Doctor Shihab Walid and four nurses load medicine into a van in front of the LWF office in Jerusalem, preparing for a visit to the village of Qibie in the West Bank. They are part of LWF’s Village Health Clinics teams who have become one of the few links to the outside world for many of the villages they serve. "The people need help – just that", the doctor says. The Israeli checkpoints cut the villages off and isolate them. Access to hospitals has become very difficult and most people cannot afford to pay for an ambulance. With the roads blocked, reaching the villages is often very difficult and on occasion the health teams have had to walk along donkey trails to reach their destination.

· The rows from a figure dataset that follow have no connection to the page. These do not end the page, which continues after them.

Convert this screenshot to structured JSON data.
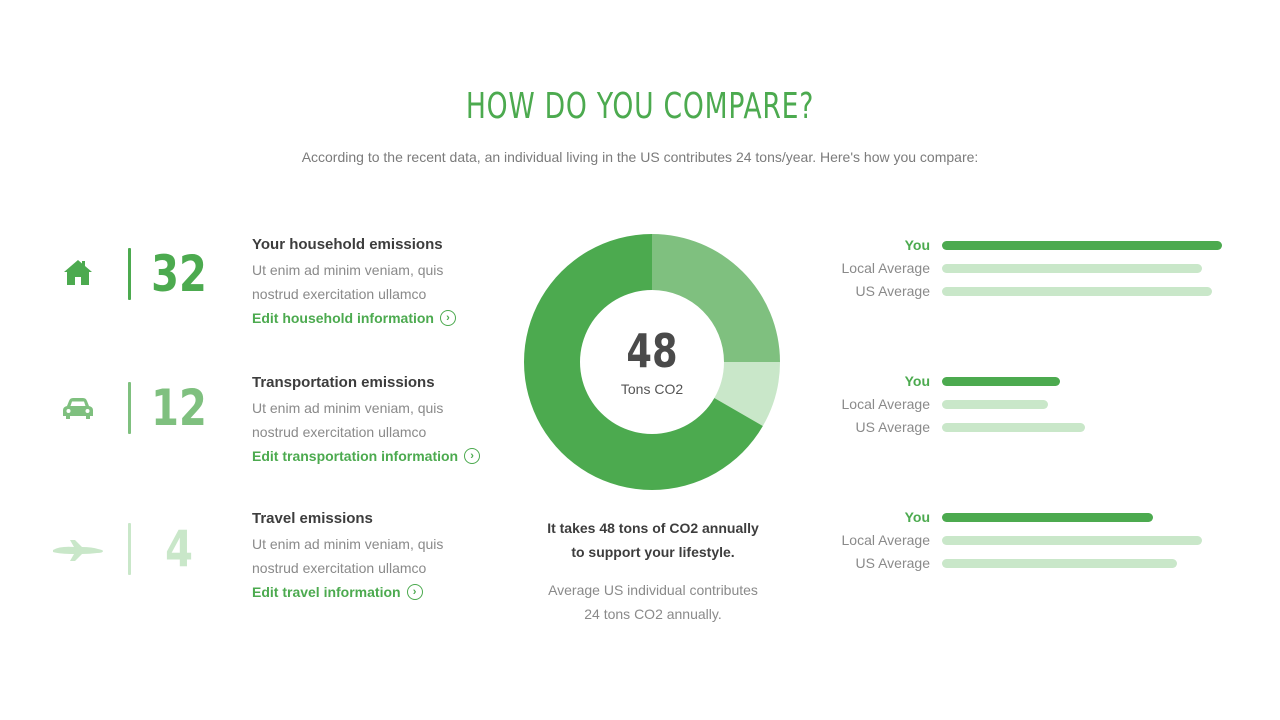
{
  "header": {
    "title": "HOW DO YOU COMPARE?",
    "subtitle": "According to the recent data, an individual living in the US contributes 24 tons/year. Here's how you compare:"
  },
  "colors": {
    "accent": "#4caa4f",
    "accent_mid": "#7fc07f",
    "accent_light": "#c9e7c9",
    "text_dark": "#3d3d3d",
    "text_muted": "#8a8a8a"
  },
  "categories": [
    {
      "icon": "house-icon",
      "value": "32",
      "heading": "Your household emissions",
      "desc_line1": "Ut enim ad minim veniam, quis",
      "desc_line2": "nostrud exercitation ullamco",
      "link": "Edit household information",
      "color": "#4caa4f"
    },
    {
      "icon": "car-icon",
      "value": "12",
      "heading": "Transportation emissions",
      "desc_line1": "Ut enim ad minim veniam, quis",
      "desc_line2": "nostrud exercitation ullamco",
      "link": "Edit transportation information",
      "color": "#7fc07f"
    },
    {
      "icon": "airplane-icon",
      "value": "4",
      "heading": "Travel emissions",
      "desc_line1": "Ut enim ad minim veniam, quis",
      "desc_line2": "nostrud exercitation ullamco",
      "link": "Edit travel information",
      "color": "#c9e7c9"
    }
  ],
  "donut": {
    "total": "48",
    "unit": "Tons CO2"
  },
  "summary": {
    "line1": "It takes 48 tons of CO2 annually",
    "line2": "to support your lifestyle.",
    "line3": "Average US individual contributes",
    "line4": "24 tons CO2 annually."
  },
  "comparisons": [
    {
      "label_you": "You",
      "label_local": "Local Average",
      "label_us": "US Average",
      "you": 1.0,
      "local": 0.93,
      "us": 0.965
    },
    {
      "label_you": "You",
      "label_local": "Local Average",
      "label_us": "US Average",
      "you": 0.42,
      "local": 0.38,
      "us": 0.51
    },
    {
      "label_you": "You",
      "label_local": "Local Average",
      "label_us": "US Average",
      "you": 0.755,
      "local": 0.93,
      "us": 0.84
    }
  ]
}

Today, the Village Health Clinic is serving the women of the village. One of the main tasks of the team is postnatal care and young mothers are lining up with their babies.. The clinics are equipped to deal with most of the minor illnesses they encounter, doing basic laboratory tests and giving free medicines to treat such things as skin ailments, ear, nose and throat problems, cuts, and bruises.

Providing primary health care, home care and health education to a population of 40,000 persons entrapped within their Westbank villages, these ACT/LWF clinics have become an important lifeline. "They depend on our service", says Dr. Walid.